Teröristin psikolojisine bakmaya çalıştığımızda dikkatimizi yoğunlaştırmamız gereken nokta, gerek örgütün oluşum aşamasında gerek örgüte katılımda, ideolojik çağırma mekanizmalarının kimlerin dünyasında daha etkili olduğudur. Kanaatimce gündelik hayatın içindeki yakın ilişki gruplarının nasıl oluştuğunun incelenmesi, terörist organizasyonlara katılımın kimi özelliklerini ortaya serebilir. Sosyal psikolojideki araştırmalar, benzer kişiliklere ve anlam ağına sahip olanların birbirlerini çektiklerini gösteriyor. İnsan gruplaşmaları için en geçerli ilke, benzerlik gibi görünüyor. Bu ilke, terör örgütlerine katılım aşamasını anlayabilmemiz için de oldukça yol gösterici.
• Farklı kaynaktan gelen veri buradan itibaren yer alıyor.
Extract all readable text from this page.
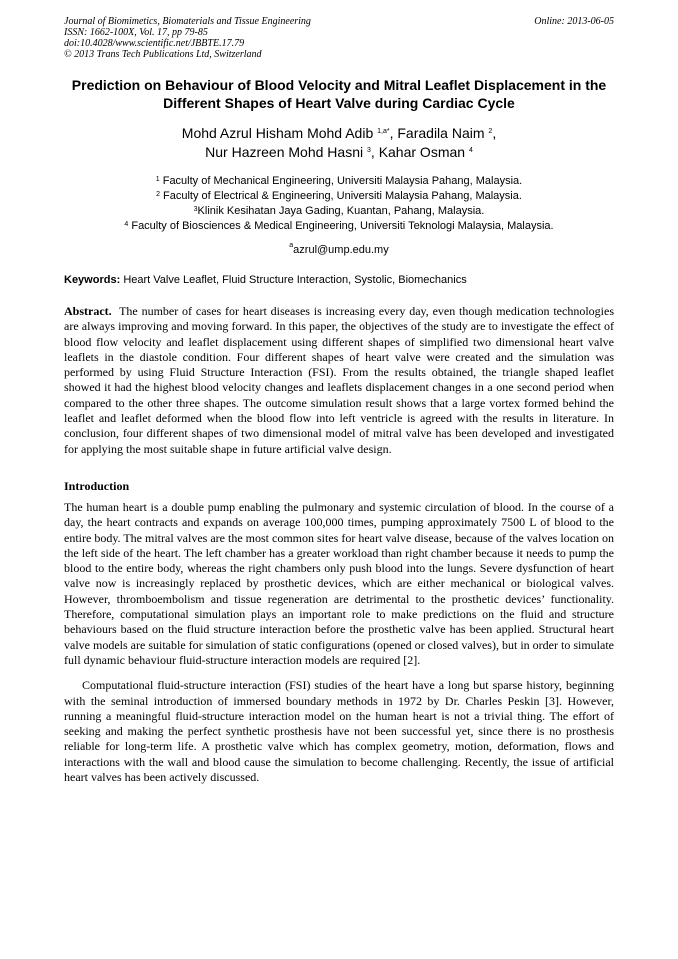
Journal of Biomimetics, Biomaterials and Tissue Engineering
ISSN: 1662-100X, Vol. 17, pp 79-85
doi:10.4028/www.scientific.net/JBBTE.17.79
© 2013 Trans Tech Publications Ltd, Switzerland
Online: 2013-06-05
Prediction on Behaviour of Blood Velocity and Mitral Leaflet Displacement in the Different Shapes of Heart Valve during Cardiac Cycle
Mohd Azrul Hisham Mohd Adib $^{1,a*}$, Faradila Naim $^2$,
Nur Hazreen Mohd Hasni $^3$, Kahar Osman $^4$
$^1$ Faculty of Mechanical Engineering, Universiti Malaysia Pahang, Malaysia.
$^2$ Faculty of Electrical & Engineering, Universiti Malaysia Pahang, Malaysia.
$^3$Klinik Kesihatan Jaya Gading, Kuantan, Pahang, Malaysia.
$^4$ Faculty of Biosciences & Medical Engineering, Universiti Teknologi Malaysia, Malaysia.
$^a$azrul@ump.edu.my
Keywords: Heart Valve Leaflet, Fluid Structure Interaction, Systolic, Biomechanics
Abstract. The number of cases for heart diseases is increasing every day, even though medication technologies are always improving and moving forward. In this paper, the objectives of the study are to investigate the effect of blood flow velocity and leaflet displacement using different shapes of simplified two dimensional heart valve leaflets in the diastole condition. Four different shapes of heart valve were created and the simulation was performed by using Fluid Structure Interaction (FSI). From the results obtained, the triangle shaped leaflet showed it had the highest blood velocity changes and leaflets displacement changes in a one second period when compared to the other three shapes. The outcome simulation result shows that a large vortex formed behind the leaflet and leaflet deformed when the blood flow into left ventricle is agreed with the results in literature. In conclusion, four different shapes of two dimensional model of mitral valve has been developed and investigated for applying the most suitable shape in future artificial valve design.
Introduction
The human heart is a double pump enabling the pulmonary and systemic circulation of blood. In the course of a day, the heart contracts and expands on average 100,000 times, pumping approximately 7500 L of blood to the entire body. The mitral valves are the most common sites for heart valve disease, because of the valves location on the left side of the heart. The left chamber has a greater workload than right chamber because it needs to pump the blood to the entire body, whereas the right chambers only push blood into the lungs. Severe dysfunction of heart valve now is increasingly replaced by prosthetic devices, which are either mechanical or biological valves. However, thromboembolism and tissue regeneration are detrimental to the prosthetic devices’ functionality. Therefore, computational simulation plays an important role to make predictions on the fluid and structure behaviours based on the fluid structure interaction before the prosthetic valve has been applied. Structural heart valve models are suitable for simulation of static configurations (opened or closed valves), but in order to simulate full dynamic behaviour fluid-structure interaction models are required [2].
Computational fluid-structure interaction (FSI) studies of the heart have a long but sparse history, beginning with the seminal introduction of immersed boundary methods in 1972 by Dr. Charles Peskin [3]. However, running a meaningful fluid-structure interaction model on the human heart is not a trivial thing. The effort of seeking and making the perfect synthetic prosthesis have not been successful yet, since there is no prosthesis reliable for long-term life. A prosthetic valve which has complex geometry, motion, deformation, flows and interactions with the wall and blood cause the simulation to become challenging. Recently, the issue of artificial heart valves has been actively discussed.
2000 yılından beri terör örgütlerine benzer kişilik yapısındaki insanların katıldığını, terör eylemlerini onları yapabilecek tıynetteki benzer kişilerin gerçekleştirme ihtimalinin yüksekliğini vurguluyorum. Onların kişiliklerinin haricinde zihin yapılarının ve anlam dünyalarının da benzer olabileceği üzerinde duruyorum. Uğruna çaba gösterecek, hayat mücadelesi için bizi teşvik edecek içselleşmiş değerleriniz ne kadar çoksa, hayat o kadar kıymetli ve vazgeçilmesi zor bir hale gelir. Kendisi için hayatın değerini bilen, başkaları için de aynı durumun geçerli olduğunu kolayca kavrar. Bize göre terörist zihnin temelinde daraltılmış bir değerler sistemi var; katılığın, keskinliğin, fanatizmin ve terörist davranışın esasını bu anlam ve değer eksikliğini psikolojik telafi etme mekanizması oluşturuyor. Terörist zihin, olağan gündelik yaşamı sürdürebilecek kadar anlam üretemiyor, bu boşluğu giderebilmek amacıyla abartılı bir anlam yüklenmesi oluyor, ütopyaya sığınılıyor.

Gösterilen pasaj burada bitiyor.